Johannes von Heinsberg – Bilder und Texte

Fotografie und Philosophie – Sehen und Erkennen

FDP – die eigentliche Gefahr für die Demokratie und den notwendigen Regierungswechsel in Deutschland?

„Anbieter und Nachfrager suchen stets – wo immer es möglich ist – Konkurrenz zu vermeiden und monopolistische Stellungen zu erwerben oder zu behaupten.“ – Grundsätze der Wirtschaftspolitik, I. Kapitel (Walter Eucken)

„Die Meinungen der Menschen, ihre geistige Haltung, sind für die Richtung der Wirtschaftspolitik vielfach wichtiger als die wirtschaftlichen Tatsachen selbst.“ – Grundsätze der Wirtschaftspolitik. (Walter Eucken, Sozial-Liberaler)

Die FDP als kleinste der drei Ampel-Parteien hat gerade mal 11,5 % der Wählerstimmen, damit einen Anteil von 22,2 % der Ampelkoalition und 92 Sitze im Bundestag und ist damit erst an vierter Stelle aller vertretenen Parteien im Bundestag. 

Dennoch züngelt diese Partei in beiden Dreier-Koalitionen und spielt sich auf, kristallisierend in der Person des Vorsitzenden Christian Lindner. Eine typisch durch PR-Maßnahmen aufgebaute Figur, mit den ikonografischen Merkmalen der Parfüm-Werbung von Hugo Boss & Co. als überhöhte synthetische Irrationalität des „Erfolgreichen“, geschmückt mit den Begriffen Lässigkeit (Drei-Tage-Bart), Jugendlichkeit (in der Form einer Midlife-Figur) und Männlichkeit (als Exemplar des mittleren Managements und Controllers). Ein Versprechen, das den Neoliberalismus-affinen Studienanfängern aus der Bürgerlichkeit wie die goldene Zukunft erschien.
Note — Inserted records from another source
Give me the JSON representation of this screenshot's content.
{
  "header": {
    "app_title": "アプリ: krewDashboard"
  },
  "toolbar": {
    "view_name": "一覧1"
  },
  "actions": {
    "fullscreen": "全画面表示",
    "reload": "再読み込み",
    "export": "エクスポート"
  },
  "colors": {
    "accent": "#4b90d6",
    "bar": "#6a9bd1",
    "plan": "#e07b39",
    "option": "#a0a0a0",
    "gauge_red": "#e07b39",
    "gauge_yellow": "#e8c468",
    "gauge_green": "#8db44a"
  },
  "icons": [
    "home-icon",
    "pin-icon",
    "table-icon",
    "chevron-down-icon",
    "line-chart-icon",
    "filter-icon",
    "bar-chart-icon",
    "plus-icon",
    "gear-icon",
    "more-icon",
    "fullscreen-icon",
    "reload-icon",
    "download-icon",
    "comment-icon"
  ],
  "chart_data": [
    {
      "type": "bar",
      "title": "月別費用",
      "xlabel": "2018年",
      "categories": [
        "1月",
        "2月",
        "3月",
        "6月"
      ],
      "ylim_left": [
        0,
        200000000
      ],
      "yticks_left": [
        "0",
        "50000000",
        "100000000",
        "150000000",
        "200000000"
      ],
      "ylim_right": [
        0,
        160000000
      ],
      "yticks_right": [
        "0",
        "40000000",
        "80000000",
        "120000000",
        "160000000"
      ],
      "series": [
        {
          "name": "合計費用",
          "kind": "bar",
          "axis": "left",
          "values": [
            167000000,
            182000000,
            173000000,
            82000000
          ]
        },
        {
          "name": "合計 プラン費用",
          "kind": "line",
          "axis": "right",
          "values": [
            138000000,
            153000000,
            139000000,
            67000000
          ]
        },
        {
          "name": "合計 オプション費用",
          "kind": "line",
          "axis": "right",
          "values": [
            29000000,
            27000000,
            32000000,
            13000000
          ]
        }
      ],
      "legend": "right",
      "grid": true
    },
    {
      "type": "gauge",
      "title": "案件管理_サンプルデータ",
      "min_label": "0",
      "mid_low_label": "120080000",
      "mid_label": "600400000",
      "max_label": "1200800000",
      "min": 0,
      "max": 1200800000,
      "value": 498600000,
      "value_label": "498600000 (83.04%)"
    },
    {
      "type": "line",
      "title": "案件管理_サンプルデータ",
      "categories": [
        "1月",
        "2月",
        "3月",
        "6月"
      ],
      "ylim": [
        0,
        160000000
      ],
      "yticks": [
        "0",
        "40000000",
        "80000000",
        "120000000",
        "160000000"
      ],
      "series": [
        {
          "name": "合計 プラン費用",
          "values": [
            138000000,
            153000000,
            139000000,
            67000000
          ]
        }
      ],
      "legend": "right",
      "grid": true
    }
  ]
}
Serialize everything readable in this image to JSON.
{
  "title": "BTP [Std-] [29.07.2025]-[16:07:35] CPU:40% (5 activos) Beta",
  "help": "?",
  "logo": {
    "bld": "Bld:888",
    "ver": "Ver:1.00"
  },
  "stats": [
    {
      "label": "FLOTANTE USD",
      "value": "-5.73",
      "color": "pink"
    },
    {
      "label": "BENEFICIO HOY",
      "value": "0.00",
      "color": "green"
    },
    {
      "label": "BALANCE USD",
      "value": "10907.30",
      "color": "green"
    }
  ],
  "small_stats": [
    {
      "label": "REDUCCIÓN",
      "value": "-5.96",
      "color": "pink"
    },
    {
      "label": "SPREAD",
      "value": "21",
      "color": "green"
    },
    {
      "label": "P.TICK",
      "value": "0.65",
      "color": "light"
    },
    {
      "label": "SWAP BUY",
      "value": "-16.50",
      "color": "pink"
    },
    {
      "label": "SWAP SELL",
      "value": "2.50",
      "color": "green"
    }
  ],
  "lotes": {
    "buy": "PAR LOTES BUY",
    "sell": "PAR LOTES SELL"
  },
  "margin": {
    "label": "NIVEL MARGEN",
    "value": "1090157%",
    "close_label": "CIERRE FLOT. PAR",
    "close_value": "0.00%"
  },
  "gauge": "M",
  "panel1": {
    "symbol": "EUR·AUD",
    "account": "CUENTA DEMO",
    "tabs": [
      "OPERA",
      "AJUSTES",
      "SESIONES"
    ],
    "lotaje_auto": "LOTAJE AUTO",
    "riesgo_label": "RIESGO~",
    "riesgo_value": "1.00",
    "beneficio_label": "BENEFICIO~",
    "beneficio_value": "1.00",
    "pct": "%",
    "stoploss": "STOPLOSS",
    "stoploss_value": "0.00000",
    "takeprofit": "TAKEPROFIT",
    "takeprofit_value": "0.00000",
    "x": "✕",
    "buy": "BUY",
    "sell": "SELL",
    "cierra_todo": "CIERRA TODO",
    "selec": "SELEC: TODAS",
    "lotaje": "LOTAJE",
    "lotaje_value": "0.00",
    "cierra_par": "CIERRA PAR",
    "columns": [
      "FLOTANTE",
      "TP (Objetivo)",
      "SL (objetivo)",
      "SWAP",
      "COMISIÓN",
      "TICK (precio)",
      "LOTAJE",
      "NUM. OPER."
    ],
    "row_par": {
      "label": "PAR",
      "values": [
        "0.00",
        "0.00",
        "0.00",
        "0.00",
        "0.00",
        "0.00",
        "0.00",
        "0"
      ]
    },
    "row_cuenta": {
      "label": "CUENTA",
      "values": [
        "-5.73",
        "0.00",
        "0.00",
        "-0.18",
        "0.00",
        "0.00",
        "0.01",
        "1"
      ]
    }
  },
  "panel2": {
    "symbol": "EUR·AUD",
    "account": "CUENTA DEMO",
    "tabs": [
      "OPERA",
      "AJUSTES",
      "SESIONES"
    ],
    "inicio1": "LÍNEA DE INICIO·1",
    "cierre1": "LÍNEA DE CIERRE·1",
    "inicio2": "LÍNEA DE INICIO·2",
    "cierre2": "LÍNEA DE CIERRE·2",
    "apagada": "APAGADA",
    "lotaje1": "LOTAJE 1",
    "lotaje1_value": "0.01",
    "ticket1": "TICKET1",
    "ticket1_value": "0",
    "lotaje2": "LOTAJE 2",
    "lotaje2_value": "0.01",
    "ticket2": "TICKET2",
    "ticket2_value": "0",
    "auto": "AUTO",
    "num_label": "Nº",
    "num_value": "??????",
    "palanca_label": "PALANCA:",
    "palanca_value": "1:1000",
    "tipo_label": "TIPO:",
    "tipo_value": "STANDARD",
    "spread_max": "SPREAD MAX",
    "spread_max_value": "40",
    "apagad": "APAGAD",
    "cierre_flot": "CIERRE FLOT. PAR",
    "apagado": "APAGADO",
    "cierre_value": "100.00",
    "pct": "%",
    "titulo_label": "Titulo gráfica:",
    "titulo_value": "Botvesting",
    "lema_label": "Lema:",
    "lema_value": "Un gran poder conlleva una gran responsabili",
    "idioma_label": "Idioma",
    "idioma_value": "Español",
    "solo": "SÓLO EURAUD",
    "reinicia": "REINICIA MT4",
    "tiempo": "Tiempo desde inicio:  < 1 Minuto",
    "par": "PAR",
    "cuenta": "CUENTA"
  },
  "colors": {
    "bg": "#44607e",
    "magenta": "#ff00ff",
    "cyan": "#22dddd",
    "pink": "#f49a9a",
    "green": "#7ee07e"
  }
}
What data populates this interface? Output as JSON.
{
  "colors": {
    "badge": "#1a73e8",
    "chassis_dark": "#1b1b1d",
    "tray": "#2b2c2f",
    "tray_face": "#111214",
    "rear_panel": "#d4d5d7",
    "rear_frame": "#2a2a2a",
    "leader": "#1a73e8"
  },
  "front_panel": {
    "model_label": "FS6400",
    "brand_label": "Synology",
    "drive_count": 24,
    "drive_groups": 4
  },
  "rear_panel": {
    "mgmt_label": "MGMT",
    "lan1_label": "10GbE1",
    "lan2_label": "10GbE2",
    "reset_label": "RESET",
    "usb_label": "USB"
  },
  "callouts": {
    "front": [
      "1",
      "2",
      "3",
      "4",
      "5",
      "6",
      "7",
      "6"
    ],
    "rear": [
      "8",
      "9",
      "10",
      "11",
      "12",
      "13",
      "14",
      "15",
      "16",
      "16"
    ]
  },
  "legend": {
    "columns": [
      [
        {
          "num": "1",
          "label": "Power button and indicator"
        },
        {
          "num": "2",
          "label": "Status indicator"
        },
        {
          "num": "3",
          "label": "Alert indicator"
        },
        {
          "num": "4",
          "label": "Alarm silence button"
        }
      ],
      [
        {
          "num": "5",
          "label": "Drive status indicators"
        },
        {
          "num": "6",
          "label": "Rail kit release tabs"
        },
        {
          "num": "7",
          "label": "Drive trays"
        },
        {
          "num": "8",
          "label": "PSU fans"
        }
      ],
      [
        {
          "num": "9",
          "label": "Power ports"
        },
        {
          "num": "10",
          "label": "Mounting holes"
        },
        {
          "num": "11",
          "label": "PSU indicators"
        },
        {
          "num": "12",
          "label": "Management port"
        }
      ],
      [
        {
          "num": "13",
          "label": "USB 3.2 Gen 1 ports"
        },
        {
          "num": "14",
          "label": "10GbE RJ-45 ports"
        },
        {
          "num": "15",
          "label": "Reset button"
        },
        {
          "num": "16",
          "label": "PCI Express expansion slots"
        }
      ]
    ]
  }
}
So wie die geschichtslose und auf Erfolg getrimmte Wunschwelt eines Teils der bessergestellten Jugendlichen sich in den eigenen Blasen der sozialen Medien das „gelingende“ Leben vorstellen, befriedigte die Pseudo-Welt der FDP-Wahlwerbung die Evidenz befreite Wahlentscheidung dieser Generation. Ein „Erfolg“ der Wahlstrategie der FDP.   

Worin besteht nun die Gefahr der Demokratie und der Gesellschaft durch die FDP? Das „Erpressungspotenzial“ der aktuellen FDP-Granden um Lindner in den Koalitionsverhandlungen gegenüber den Partnern der Ampelkoalition ist hoch. Lindner wird es für sich, die Partei-Funktionärsebene und für die Profiteure des aktuell eindimensionalen FDP-Weltbildes (Neoliberalismus-Anhänger) überstrapazierend ausnutzen. Die Drohung mit der Jamaika-Koalition und der unethische Versuch, die CDU aufzufordern, die „Grünen“ herüber zu ziehen auf die Seite einer Jamaika-Koalition und den Verlierern der CDU/CSU mit Laschet  doch durch die Hintertür zur Regierungsmacht zu verhelfen, zeigt die Unfähigkeit der FDP-Führung, über den Tellerrand der egomanisch agierenden FDP-Führung und der engbegrenzten, wirtschaftsliberalen Orientierung zu schauen. Dieser FDP ist ein unredliches Spiel zuzutrauen, indem der von der Mehrheit der Bevölkerung gewählte und gewünschte Wechsel und die Abwahl der CDU/CSU hintergangen wird und das Platzen der Ampel-Koalition eingeplant sein könnte. 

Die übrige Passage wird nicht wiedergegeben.